The main story on Saturday’s front-page C-J was that parents in Pleasure Ridge Park have called the paper and complained that kids are being retaliated against for their testimony against Coach Jason Stinson. This story, placed more prominently than the Rick Pitino-Karen Sypher business, provided no details on what the retaliation was or who were the sources of the charges.
It was planted by Todd Thompson, the attorney for the late Max Gilpin’s parents, and the C-J went along for the ride.
We’ve got a problem with the reporting, and want to know why the newspaper would protect parents calling in with complaints by hiding their identity. Here’s a passage from the piece:
The Courier-Journal has received several calls from PRP parents who said their children were being retaliated against because of the statements they gave police. They asked not to be named.
First of all, there’s no journalistic justification for reporting allegations without identifying the accuser. We can just look at the same day’s paper — the paper’s got plenty of ammo from Karen Sypher, but chooses to protect Rick Pitino by refusing, on ethics grounds, to publish her charges. But it has no hesitation in using an unnamed source making unfounded claims involving a high school football coach. How about at least telling us how many parents are complaining?
Here’s why — because there aren’t that many.
Read the Rest After the Jump…
Does it make you wonder about the paper’s source, just a little bit, when you consider that the parent(s) involved apparently didn’t call a single TV station, and didn’t contact JCPS with these retaliation charges? Is it too weird that the topic came up only when JCPS superintendent Sheldon Berman was being questioned by the attorney for the parents involved in suing the Stinson and the school system?
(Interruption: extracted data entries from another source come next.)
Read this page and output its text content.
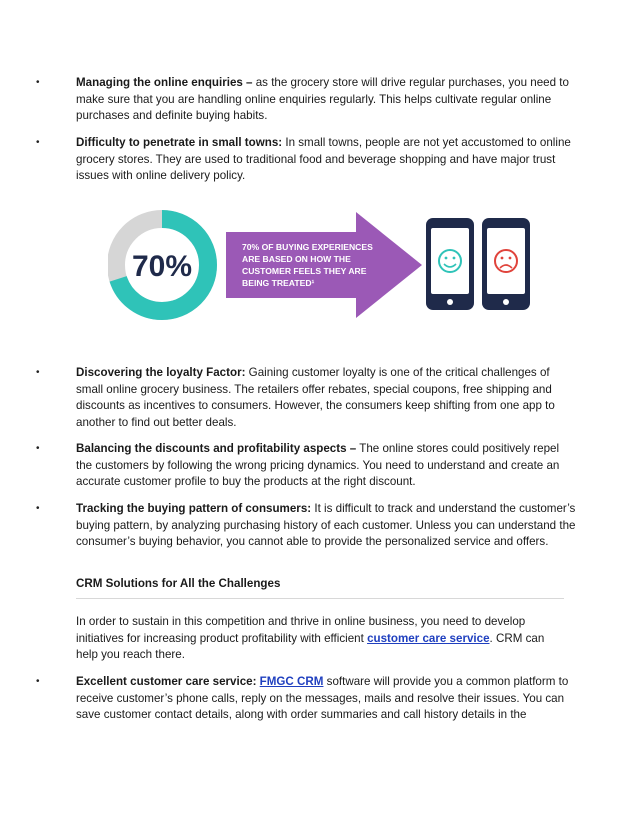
•	Managing the online enquiries – as the grocery store will drive regular purchases, you need to make sure that you are handling online enquiries regularly. This helps cultivate regular online purchases and definite buying habits.
•	Difficulty to penetrate in small towns: In small towns, people are not yet accustomed to online grocery stores. They are used to traditional food and beverage shopping and have major trust issues with online delivery policy.
70%
70% OF BUYING EXPERIENCES ARE BASED ON HOW THE CUSTOMER FEELS THEY ARE BEING TREATED¹
•	Discovering the loyalty Factor: Gaining customer loyalty is one of the critical challenges of small online grocery business. The retailers offer rebates, special coupons, free shipping and discounts as incentives to consumers. However, the consumers keep shifting from one app to another to find out better deals.
•	Balancing the discounts and profitability aspects – The online stores could positively repel the customers by following the wrong pricing dynamics. You need to understand and create an accurate customer profile to buy the products at the right discount.
•	Tracking the buying pattern of consumers: It is difficult to track and understand the customer’s buying pattern, by analyzing purchasing history of each customer. Unless you can understand the consumer’s buying behavior, you cannot able to provide the personalized service and offers.
CRM Solutions for All the Challenges
In order to sustain in this competition and thrive in online business, you need to develop initiatives for increasing product profitability with efficient customer care service. CRM can help you reach there.
•	Excellent customer care service: FMGC CRM software will provide you a common platform to receive customer’s phone calls, reply on the messages, mails and resolve their issues. You can save customer contact details, along with order summaries and call history details in the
As long as the C-J is protecting those making charges, we really don’t know if C-J reporter Toni Konz is actually getting calls from parents. She throws in, at the bottom of the story, additional allegations about fund-raising practices that we know are false. It’s interesting that these sources are allowed to vent their frustrations in print despite repeated denials from the officials involved. All while hiding behind anonymity granted by the newspaper.
Besides, our investigation into this indicates that there are very few (like, maybe one) players whose testimony reflects negatively on Coach Stinson and who might be the target of this so-called retaliation. We hear that only six players could have been targeted based on their testimony — a few were seniors and one was suspended from participation in spring drills. The point being that the newspaper could have easily figured out who the players involved were. And if their parents want to influence the coverage of the case, they should have the courage to make their accusations public.
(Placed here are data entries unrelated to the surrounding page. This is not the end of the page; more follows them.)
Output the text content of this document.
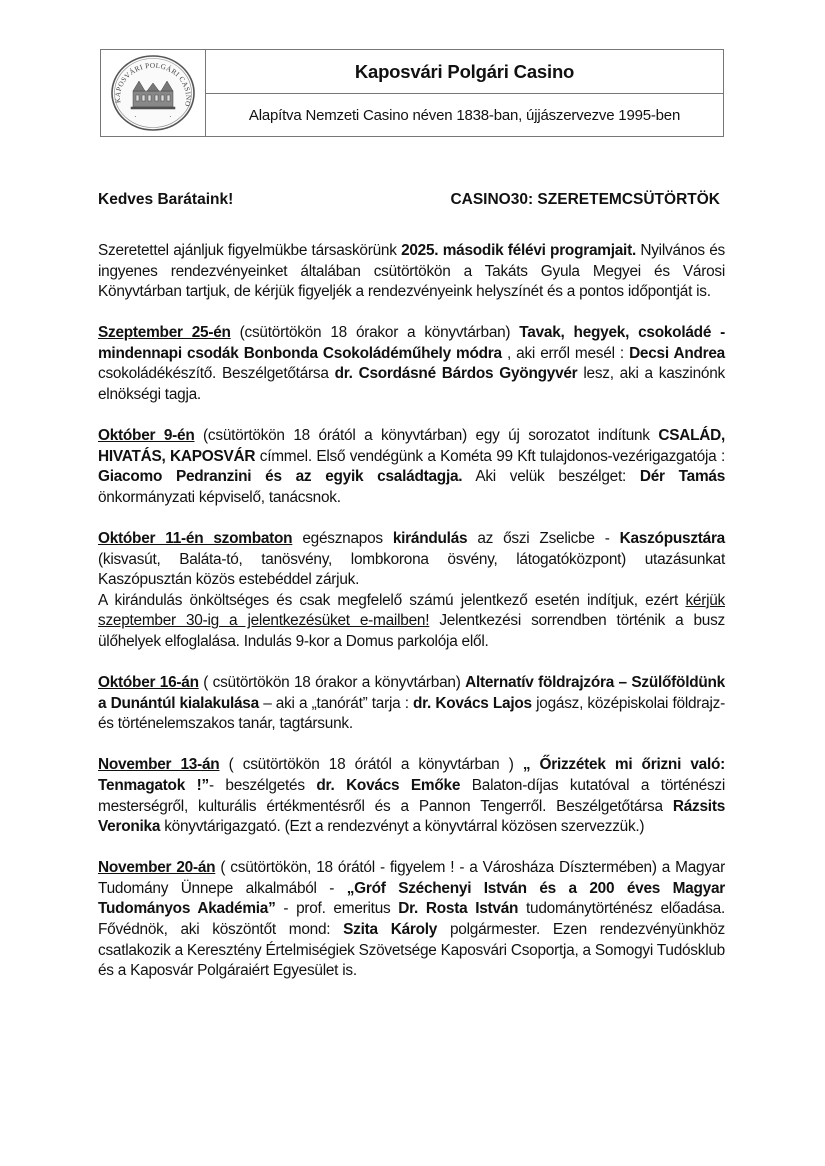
KAPOSVÁRI POLGÁRI CASINO
·	·
Kaposvári Polgári Casino
Alapítva Nemzeti Casino néven 1838-ban, újjászervezve 1995-ben
Kedves Barátaink!	CASINO30: SZERETEMCSÜTÖRTÖK

Szeretettel ajánljuk figyelmükbe társaskörünk 2025. második félévi programjait. Nyilvános és ingyenes rendezvényeinket általában csütörtökön a Takáts Gyula Megyei és Városi Könyvtárban tartjuk, de kérjük figyeljék a rendezvényeink helyszínét és a pontos időpontját is.

Szeptember 25-én (csütörtökön 18 órakor a könyvtárban) Tavak, hegyek, csokoládé - mindennapi csodák Bonbonda Csokoládéműhely módra , aki erről mesél : Decsi Andrea csokoládékészítő. Beszélgetőtársa dr. Csordásné Bárdos Gyöngyvér lesz, aki a kaszinónk elnökségi tagja.

Október 9-én (csütörtökön 18 órától a könyvtárban) egy új sorozatot indítunk CSALÁD, HIVATÁS, KAPOSVÁR címmel. Első vendégünk a Kométa 99 Kft tulajdonos-vezérigazgatója : Giacomo Pedranzini és az egyik családtagja. Aki velük beszélget: Dér Tamás önkormányzati képviselő, tanácsnok.

Október 11-én szombaton egésznapos kirándulás az őszi Zselicbe - Kaszópusztára (kisvasút, Baláta-tó, tanösvény, lombkorona ösvény, látogatóközpont) utazásunkat Kaszópusztán közös estebéddel zárjuk.
A kirándulás önköltséges és csak megfelelő számú jelentkező esetén indítjuk, ezért kérjük szeptember 30-ig a jelentkezésüket e-mailben! Jelentkezési sorrendben történik a busz ülőhelyek elfoglalása. Indulás 9-kor a Domus parkolója elől.

Október 16-án ( csütörtökön 18 órakor a könyvtárban) Alternatív földrajzóra – Szülőföldünk a Dunántúl kialakulása – aki a „tanórát” tarja : dr. Kovács Lajos jogász, középiskolai földrajz- és történelemszakos tanár, tagtársunk.

November 13-án ( csütörtökön 18 órától a könyvtárban ) „ Őrizzétek mi őrizni való: Tenmagatok !”- beszélgetés dr. Kovács Emőke Balaton-díjas kutatóval a történészi mesterségről, kulturális értékmentésről és a Pannon Tengerről. Beszélgetőtársa Rázsits Veronika könyvtárigazgató. (Ezt a rendezvényt a könyvtárral közösen szervezzük.)

November 20-án ( csütörtökön, 18 órától - figyelem ! - a Városháza Dísztermében) a Magyar Tudomány Ünnepe alkalmából - „Gróf Széchenyi István és a 200 éves Magyar Tudományos Akadémia” - prof. emeritus Dr. Rosta István tudománytörténész előadása. Fővédnök, aki köszöntőt mond: Szita Károly polgármester. Ezen rendezvényünkhöz csatlakozik a Keresztény Értelmiségiek Szövetsége Kaposvári Csoportja, a Somogyi Tudósklub és a Kaposvár Polgáraiért Egyesület is.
The paper goes further, protecting more parents from identifying themselves while repeating additional charges against the school.
Several other parents who have contacted the newspaper said they are concerned that fundraising is being done during school hours to raise money for Stinson’s defense and that their children are being encouraged to wear T-shirts supporting Stinson.
This doesn’t have anything to do with whether you think Stinson is guilty of a crime or not. But as a result of its reporting, we don’t have any doubt where the C-J stands.